The monster rushed past, the heat and the stink from it making him cough and choke. And then it was gone, vanishing into nothingness, and silence reigned again.
He picked himself up. He was trembling, but he stopped it and held himself proud. His kilt was damp and there was mud down one bare leg, but he was unhurt. He knew he needed to get home as soon as possible. Home to Castle Drumaird, where all would be familiar and safe. Where he could feel like himself again.
He might recall very little of his former life, but surely a mere two hundred and fifty years would not make a deal of difference? Scottish history stretched back, timeless and bloody, into the darkness of prehistory. What was two hundred and fifty years? he asked himself a little desperately. No time after all. He would return, the chief of his clan, and they would accept him as they had always done. Whatever it was the
Fiosaiche
had in mind for him could wait.
Maclean set off again, but now he walked beside the black road, and he kept his ears open.
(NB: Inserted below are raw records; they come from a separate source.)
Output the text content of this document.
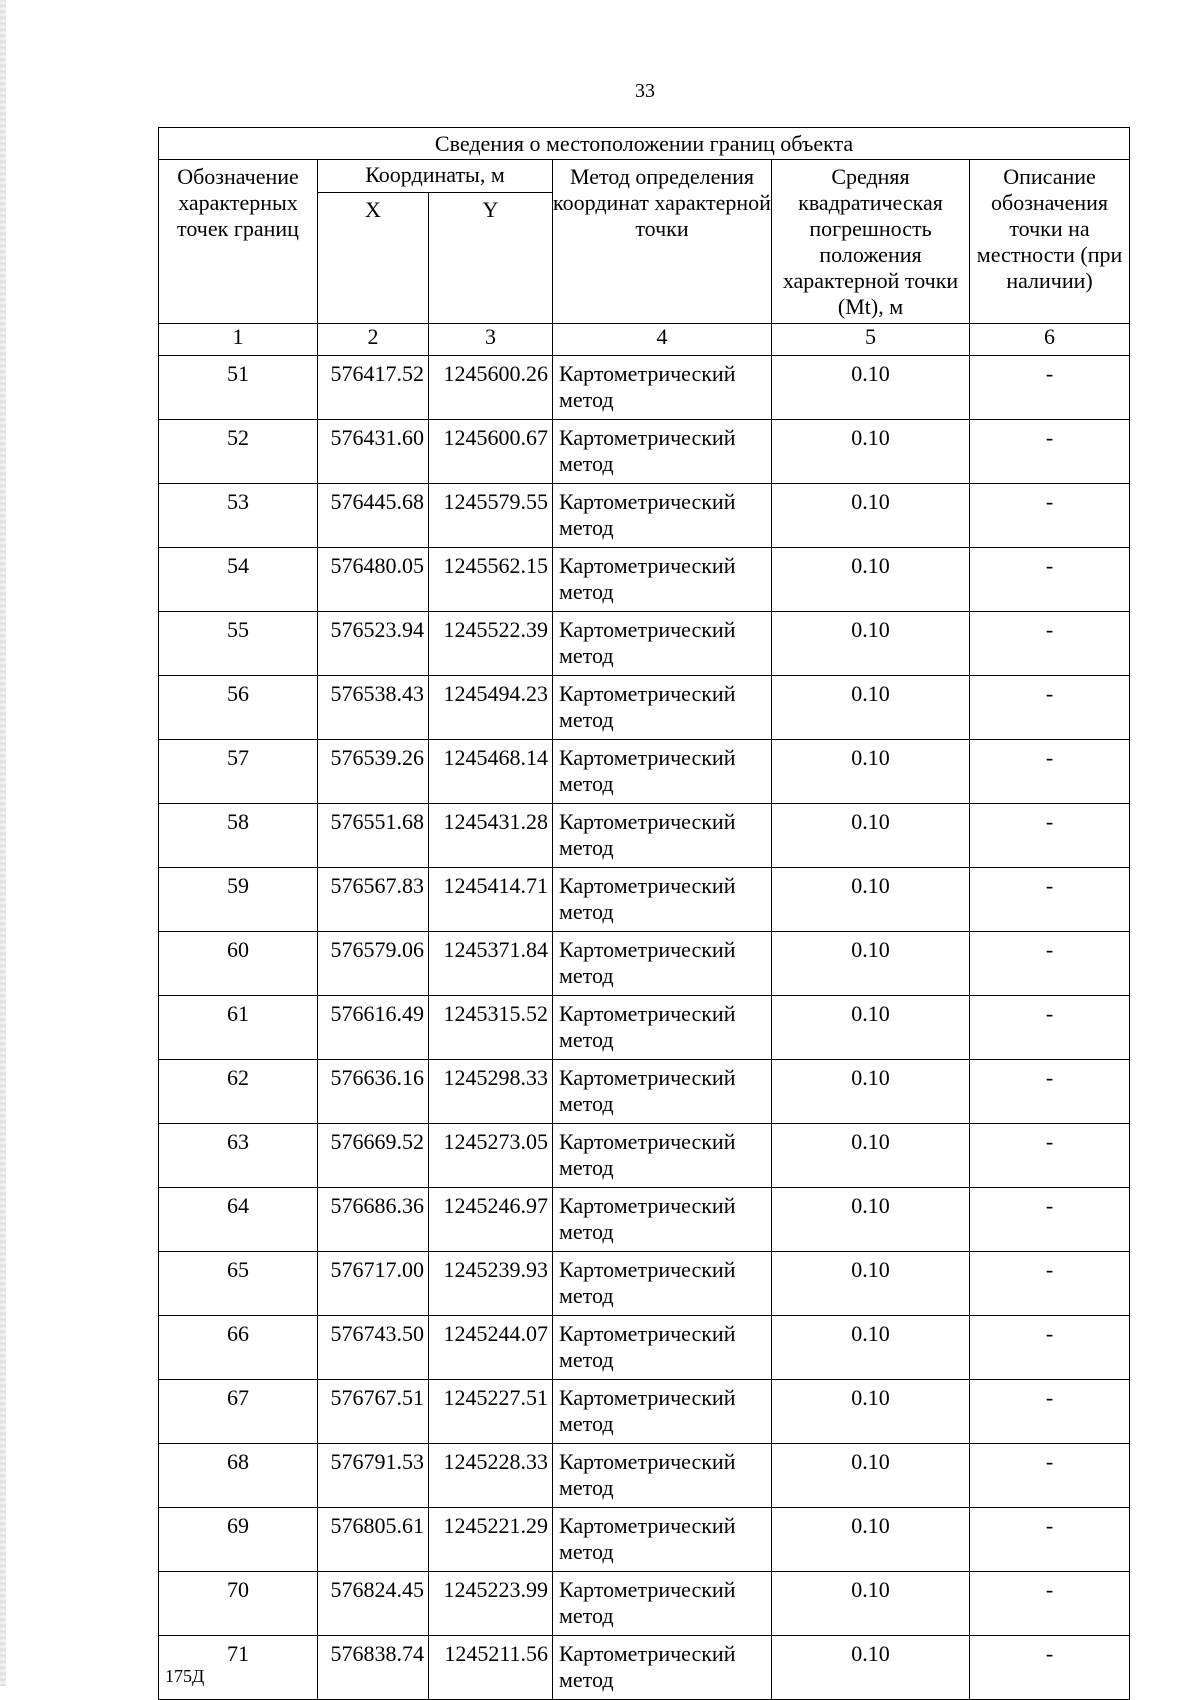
33
Сведения о местоположении границ объекта					
Обозначение характерных точек границ	Координаты, м		Метод определения координат характерной точки	Средняя квадратическая погрешность положения характерной точки (Mt), м	Описание обозначения точки на местности (при наличии)
	X	Y			
1	2	3	4	5	6
51	576417.52	1245600.26	Картометрический метод	0.10	-
52	576431.60	1245600.67	Картометрический метод	0.10	-
53	576445.68	1245579.55	Картометрический метод	0.10	-
54	576480.05	1245562.15	Картометрический метод	0.10	-
55	576523.94	1245522.39	Картометрический метод	0.10	-
56	576538.43	1245494.23	Картометрический метод	0.10	-
57	576539.26	1245468.14	Картометрический метод	0.10	-
58	576551.68	1245431.28	Картометрический метод	0.10	-
59	576567.83	1245414.71	Картометрический метод	0.10	-
60	576579.06	1245371.84	Картометрический метод	0.10	-
61	576616.49	1245315.52	Картометрический метод	0.10	-
62	576636.16	1245298.33	Картометрический метод	0.10	-
63	576669.52	1245273.05	Картометрический метод	0.10	-
64	576686.36	1245246.97	Картометрический метод	0.10	-
65	576717.00	1245239.93	Картометрический метод	0.10	-
66	576743.50	1245244.07	Картометрический метод	0.10	-
67	576767.51	1245227.51	Картометрический метод	0.10	-
68	576791.53	1245228.33	Картометрический метод	0.10	-
69	576805.61	1245221.29	Картометрический метод	0.10	-
70	576824.45	1245223.99	Картометрический метод	0.10	-
71	576838.74	1245211.56	Картометрический метод	0.10	-
175Д
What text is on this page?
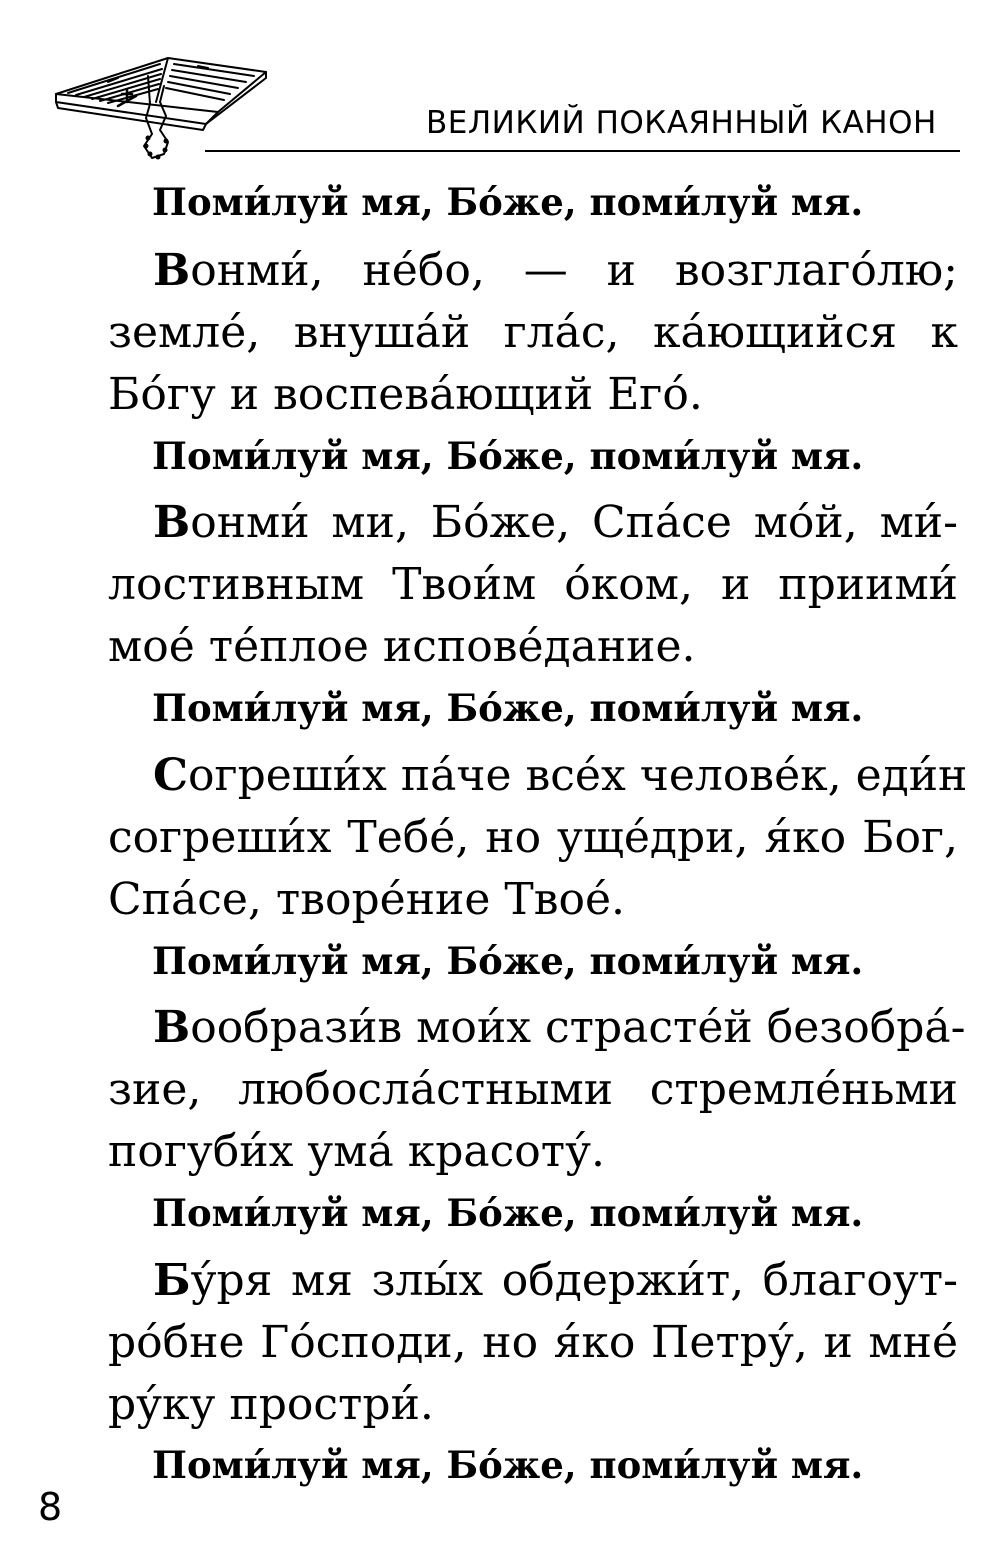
ВЕЛИКИЙ ПОКАЯННЫЙ КАНОН
Поми́луй мя, Бо́же, поми́луй мя.
Вонми́, не́бо, — и возглаго́лю;
земле́, внуша́й гла́с, ка́ющийся к
Бо́гу и воспева́ющий Его́.
Поми́луй мя, Бо́же, поми́луй мя.
Вонми́ ми, Бо́же, Спа́се мо́й, ми́-
лостивным Твои́м о́ком, и приими́
мое́ те́плое испове́дание.
Поми́луй мя, Бо́же, поми́луй мя.
Согреши́х па́че все́х челове́к, еди́н
согреши́х Тебе́, но уще́дри, я́ко Бог,
Спа́се, творе́ние Твое́.
Поми́луй мя, Бо́же, поми́луй мя.
Вообрази́в мои́х страсте́й безобра́-
зие, любосла́стными стремле́ньми
погуби́х ума́ красоту́.
Поми́луй мя, Бо́же, поми́луй мя.
Бу́ря мя злы́х обдержи́т, благоут-
ро́бне Го́споди, но я́ко Петру́, и мне́
ру́ку простри́.
Поми́луй мя, Бо́же, поми́луй мя.
8
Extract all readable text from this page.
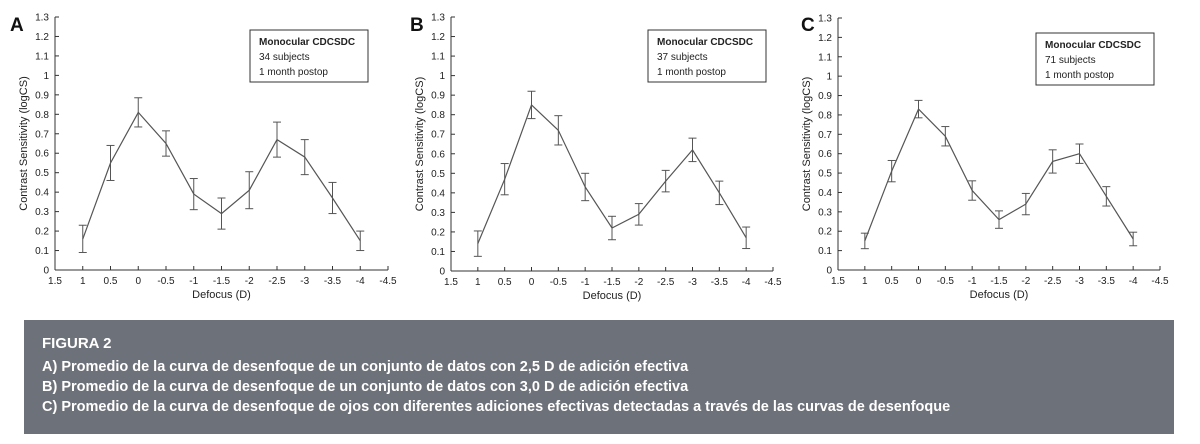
A
0
0.1
0.2
0.3
0.4
0.5
0.6
0.7
0.8
0.9
1
1.1
1.2
1.3
1.5 1 0.5 0 -0.5 -1 -1.5 -2 -2.5 -3 -3.5 -4 -4.5
Defocus (D)
Contrast Sensitivity (logCS)
Monocular CDCSDC
34 subjects
1 month postop
B
0
0.1
0.2
0.3
0.4
0.5
0.6
0.7
0.8
0.9
1
1.1
1.2
1.3
1.5 1 0.5 0 -0.5 -1 -1.5 -2 -2.5 -3 -3.5 -4 -4.5
Defocus (D)
Contrast Sensitivity (logCS)
Monocular CDCSDC
37 subjects
1 month postop
C
0
0.1
0.2
0.3
0.4
0.5
0.6
0.7
0.8
0.9
1
1.1
1.2
1.3
1.5 1 0.5 0 -0.5 -1 -1.5 -2 -2.5 -3 -3.5 -4 -4.5
Defocus (D)
Contrast Sensitivity (logCS)
Monocular CDCSDC
71 subjects
1 month postop
FIGURA 2
A) Promedio de la curva de desenfoque de un conjunto de datos con 2,5 D de adición efectiva
B) Promedio de la curva de desenfoque de un conjunto de datos con 3,0 D de adición efectiva
C) Promedio de la curva de desenfoque de ojos con diferentes adiciones efectivas detectadas a través de las curvas de desenfoque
Standing outside the cottage, Bella breathed deeply, drawing in the chill air and opening her mind to the lonely beauty about her. There was a sense of timelessness here. This part of the Highlands was particularly isolated, too far from tourist attractions for most holidaymakers and too difficult to reach for the weekenders. Even the climbers and the fishermen were all heading back to their lives in the more populated areas of the south. Brian had gone; she was alone. And yet—she closed her eyes—there was an air of expectation, a breathless sense of waiting, a feeling that anything was possible.
Bella had never felt she had a real home, not in the sense of truly
belonging
to a place. For her the pull of
Loch Faisal was irresistible. Her heart had been captured from the day she arrived. She knew she could not stay in this place forever, but she could dream, couldn’t she? Pretend she’d been transported back into the distant past. Of course, on a more practical level, there was still the need to buy food and the other necessaries of modern life. Gregor sold her milk and eggs and butter from his croft, and she had a small vegetable garden to one side of the cottage—what used to be called a kaleyard—but if she wanted anything else she had to drive the two hours to Ardloch.
She looked up in surprise.
There was a pony approaching by the path around the loch. With its shaggy golden coat, it looked used to being free. Certainly this was no child’s pampered pet. Bella stood and watched as it came closer. The pony drew to a halt about thirty yards away and stood completely motionless, staring back at her.
Bella frowned. Was it really a horse? There was something odd about it. The shape of the nose, the elongated body…a wrongness that puzzled her. The way it was observing her was almost human. It trotted closer still and she realized its eyes were green. A clear bright green.
Deep inside her, in a place she had not known existed, fear stirred. A primitive superstitious dread passed down from her ancestors.
But even as she took a step backward, she found she didn’t need to run. The pony had already turned about on its sturdy legs and galloped off with its tail streaming out behind it. Bella watched it go with a relief that seemed excessive under the circumstances. Was it
Gregor’s pony? Bella had not heard him speak of one, and this pony was so strange and wild. If she believed in myths like the water-horse, then she might almost think…
Beware especially of the each-uisge.
The dream returned to her; the hag’s words rang clear in her head.
The door has been breached.
But Bella quashed them, refusing to take any of it seriously. This isolated place could make you begin to believe the unbelievable if you weren’t careful. The
each-uisge
was a creature of Scottish folklore, like the hag, and it lived in lochs and deep pools, changing from a horse or a pony into a beautiful young man or woman. It lured its prey to the water and drowned the unlucky victims, before feasting on their flesh. Animal flesh, human flesh.